In quei giorni più bui del lockdown, Albino e l’intero territorio ha saputo resistere e non farsi soverchiare dal virus grazie al contributo dei numerosi volontari che sono scesi in campo e che sono stati premiati dal sindaco Fabio Terzi e dall’onorevole Rebecca Frassini.

Fabio Terzi

Un esempio che ancora oggi rimane fisso nella memoria dei cittadini per reagire al periodo di crisi che stiamo vivendo: “Per un amministratore locale il mondo del volontariato costituisce una risorsa indispensabile. Gli enti locali hanno sempre bisogno di persone e, senza di voi, non riusciremmo ad arrivare ovunque – ha illustrato il primo cittadino seriano -. Durante il Covid ho fatto fatica a tenere a casa le persone perché in molti volevano andare ad aiutare i più deboli e non potevo permettermi di metterli a rischio. Ho quindi messo in campo soltanto gli agenti della Polizia locale e della Protezione civile. A partire da aprile abbiamo costituito un gruppo di volontari civici di circa novanta persone che hanno distribuito materiale sanitario. Lì ho notato come non fosse venuta a mancare la speranza nonostante le difficoltà“.

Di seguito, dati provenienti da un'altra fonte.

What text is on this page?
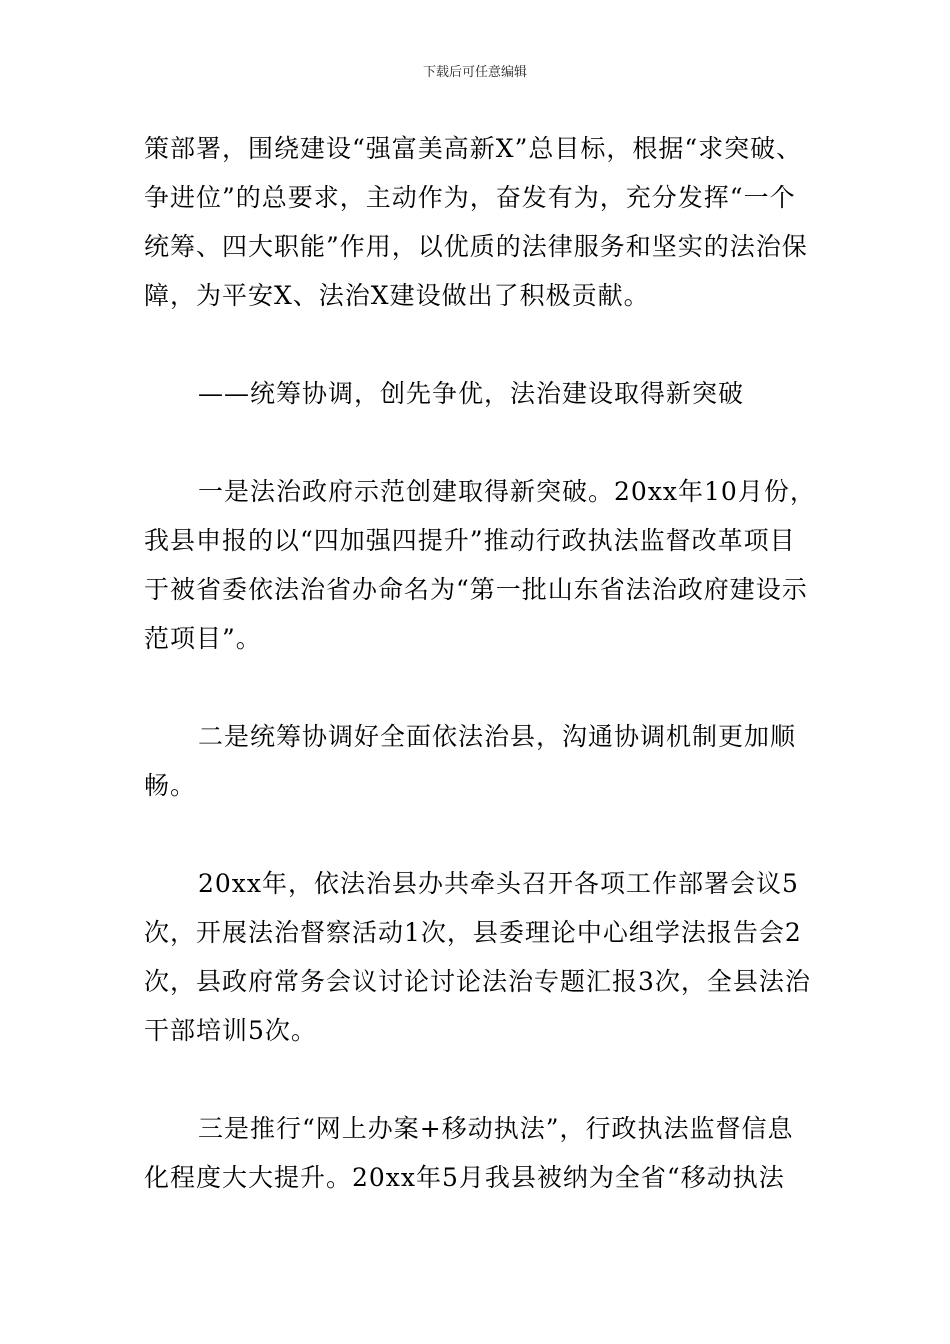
下载后可任意编辑

策部署，围绕建设“强富美高新X”总目标，根据“求突破、争进位”的总要求，主动作为，奋发有为，充分发挥“一个统筹、四大职能”作用，以优质的法律服务和坚实的法治保障，为平安X、法治X建设做出了积极贡献。

——统筹协调，创先争优，法治建设取得新突破

一是法治政府示范创建取得新突破。20xx年10月份，我县申报的以“四加强四提升”推动行政执法监督改革项目于被省委依法治省办命名为“第一批山东省法治政府建设示范项目”。

二是统筹协调好全面依法治县，沟通协调机制更加顺畅。

20xx年，依法治县办共牵头召开各项工作部署会议5次，开展法治督察活动1次，县委理论中心组学法报告会2次，县政府常务会议讨论讨论法治专题汇报3次，全县法治干部培训5次。

三是推行“网上办案+移动执法”，行政执法监督信息化程度大大提升。20xx年5月我县被纳为全省“移动执法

Confortola e Bernardi hanno infine lanciato un importante messaggio agli albinesi e in particolare ai più giovani che saranno il futuro della nostra comunità e che avranno il compito di ridare una speranza dopo il periodo vissuto nel corso della pandemia.

La sala gremita

Un messaggio carico di speranza e di ottimismo, aspetti necessari per poter ripartire e vivere la vita appieno donandosi agli altri e comprendendo il vero senso dell’esistenza: “Il presente è il dono più bello e che abbiamo da dare agli altri. Se si riesce a trasmettere quella speranza che i volontari offrono, allora forse riusciremo a far comprendere quanto facciamo ai nostri figli perché quel che lasciamo qui sono le opere – ha concluso Bernardi -. Non capisco perché talvolta sia necessario affrontare una disabilità per comprendere tutto ciò, però talvolta è necessario mettersi nei panni degli altri per intuire queste cose. Quando in quelle due ore in cui ero rinchiuso dentro le lamiere, piangevo perché avevo paura di morire. Era troppo tardi per capire quanto fosse importante vivere la vita e a quel punto ho vissuto quella svolta comprendendo ogni giorno come essere vivi sia un vero dono“.